Flat Iron Chicken


Flat Iron Chicken is one of the fastest and most delicious ways to grill a whole bird. Since it is being cooked from both the top and the bottom it is done in almost half the time. 

Quick and easy, simply:  

  • Cut out the backbone of a whole chicken
  • Season said chicken with seasoning of your choice
  • Quickly and easily bbq the chicken with the use of a large cast iron skillet

 What could be easier then that….


You will need:

  • Cast Iron Skillet
  • Good Poultry Sheers or sharp Knife
  • 1 whole Fryer Chicken
  • Marinade and / or Dry Rub

How it’s Done:

Take your chicken and lay it out breast side down with the tail nearest you.
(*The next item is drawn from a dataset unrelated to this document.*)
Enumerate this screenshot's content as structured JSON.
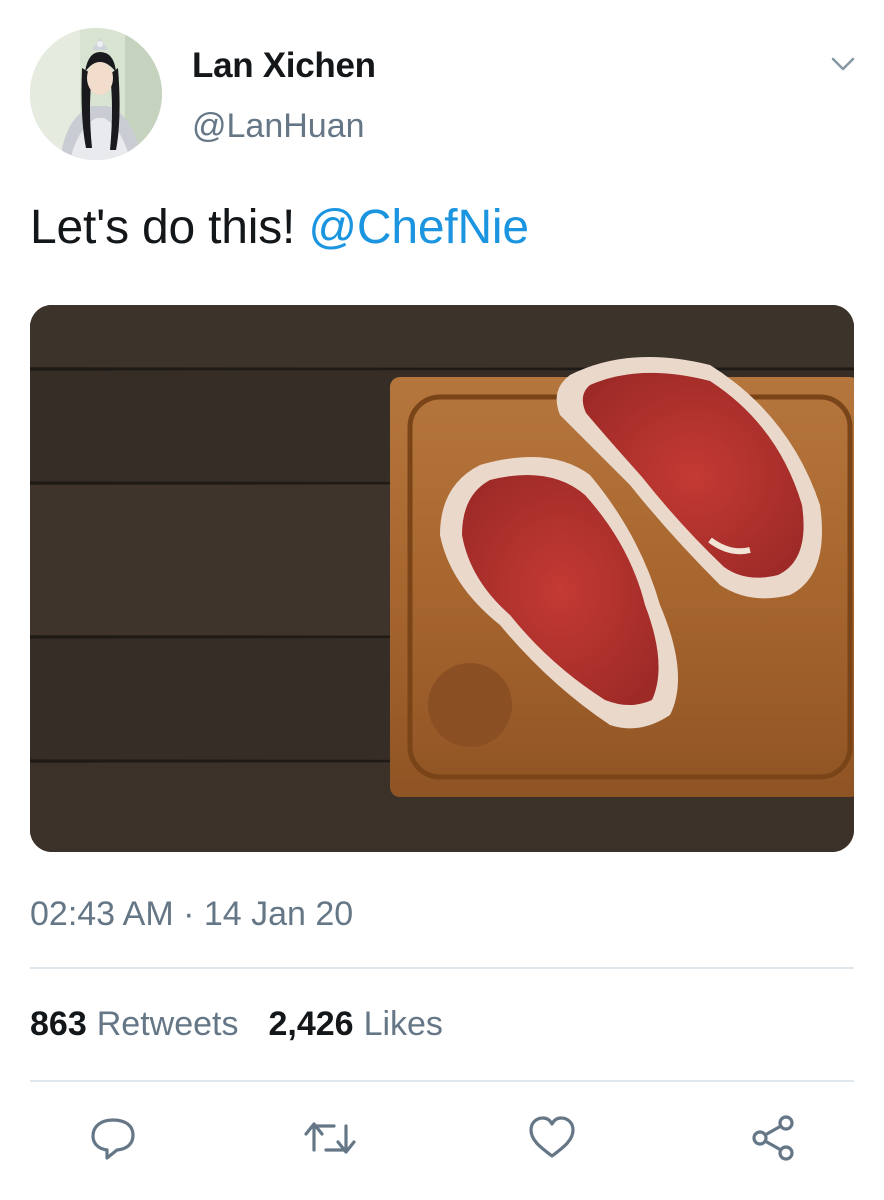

Cut the bird from “Stem to Stern” along either side of the back bone and lay the chicken flat.

Then run your thumb down either side of the keel bone, separating it from the meat. After removing the keel bone, cut off both wing tips. Rinse the chicken under cold water and pat dry. 

From here you can marinate or season the chicken any way you want….the sky’s the limit. 

If your going to marinate, use an oil based marinade. If your going to just use a dry rub be sure to rub the bird down thoroughly with some canola oil or  EVOO (extra virgin olive oil). This will help the rub to adhere to the bird. 

  • Preheat your grill AND skillet on high for at least 10 minutes.
  • Liberally season the bird with dry rub (or marinate)
  • Oil your cooking surface. 
  • Place the chicken bone side down on the cooking grate
  • Using a towel or glove carefully place the Iron Skillet on top of the chicken
  • If using a gas grill, lower the heat to low and close the lid. 
  • After about 10-15 minutes turn the chicken and again place skillet on top
  • After about another 10-15 minutes, I turned the bird again and lightly sprinkled the top with some Mexican Spice Mix.
  • Just before the chicken is done** I squeeze a little Black Magic Finishing Sauce on top to help bring out the flavors. 

**Important

Chicken is done when the internal temperature is AT LEAST 165℉. Do not simply look for “clear juices” as an indication of doneness.